Pemerintah Kota Palu kembali melaksanakan giat Motesa Ngata. Dengan mengambil tema Bergerak Bersama Menata Perparkiran di Kota Palu.
Kegiatan yang diinisiasi Bappeda Kota Palu dilaksanakan di kantor Dinas Kearsipan dan Perpustakaan Kota Palu pada Kamis 19-10-2023.
Dalam motesa ngata tersebut, sejumlah narasumber menyampaikan pandangannya. Kepala Dinas Perhubungan Kota Palu (Bapak Trisno Yunianto DP, SH., MH)
Pembahasan mengenai retribusi perparkiran sebenarnya sudah dilaksanakan sejak lama, namun di Tahun 2021 baru dibentuknya regulasi mengenai perparkiran ini.
Jadi, di tahun sebelumnya, perparkiran seakan tanpa aturan. Dari Tahun 2021 mulai dibentuk regulasi, di Tahun 2022 mulai dibuat peraturannya yaitu Peraturan Daerah No. 3 Tahun 2022 tentang Penyelenggaraan Lalu Lintas dan Angkutan Jalan. Dalam perda tersebut dibahas mengenai juru parkir yang wajib menggunakan rompi dan memberi karcis, dan akan diberi sanksi denda dan dipenjara selama 15 hari.
Jika mendapatkan juru parkir yang tidak melakukan hal tersebut, maka masyarakat dapat langsung mengajukan aduan melalui kontak Dishub yang telah dibagikan.

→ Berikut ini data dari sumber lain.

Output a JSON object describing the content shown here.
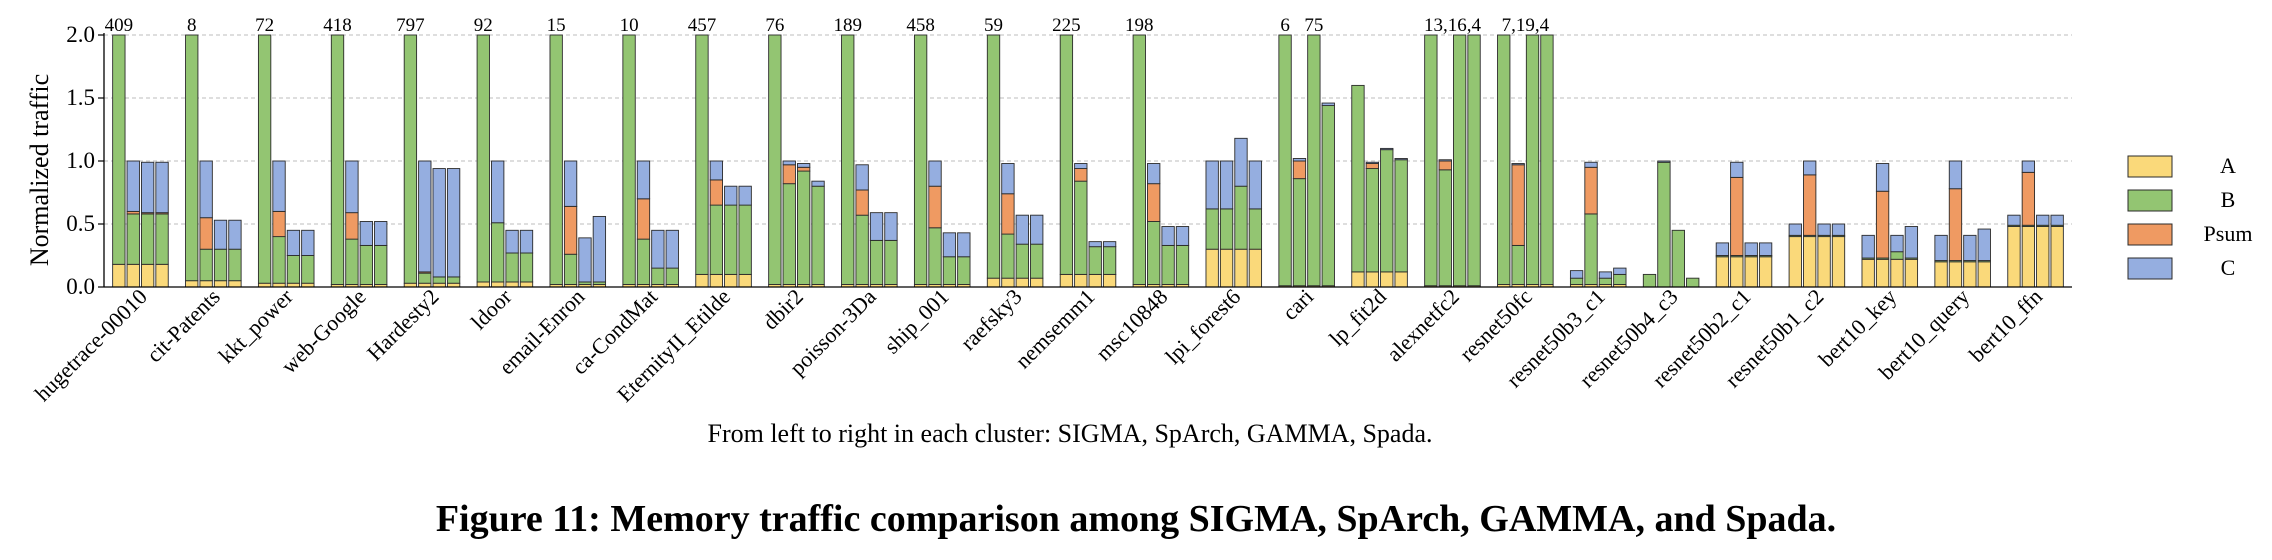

Pemberlakuan sanksi penjara selama 15 hari ini juga merupakan salah satu permasalahan yang menjadi kekhawatiran, karena ditakutkan menimbulkan masalah lain yang bergejolak, sehingga sampai saat ini pihak yang bersangkutan masih mencari jalan keluar.
Sebutnya lagi, Salah satu hal yang juga menjadi kekhawatiran masyarakat yaitu adanya premanisme, dimana juru parkir liar yang akan melakukan pengancaman.
Permasalahan lainnya yaitu pendapatan juru parkir yang merupakan salah satu pendapatan yang tidak jelas sirkulasinya. Para juru parkir bisa mendapatkan uang sebesar Rp 98 Juta per bulan, namun yang disetor kepada pemerintah hanya Rp 6 Juta.
Parkir yang ditempatkan dipinggir jalan sehingga menutup jalan umum dapat dikenakan denda.
Pada tanggal ditetapkannya Perda No. 6 Tahun 2023, yaitu 1 Agustus 2023, usaha yang dilakukan yaitu dengan menyebarkan flyer, pemasangan banner, dan sosialisasi melalui medsos mengenai informasi perparkiran ini.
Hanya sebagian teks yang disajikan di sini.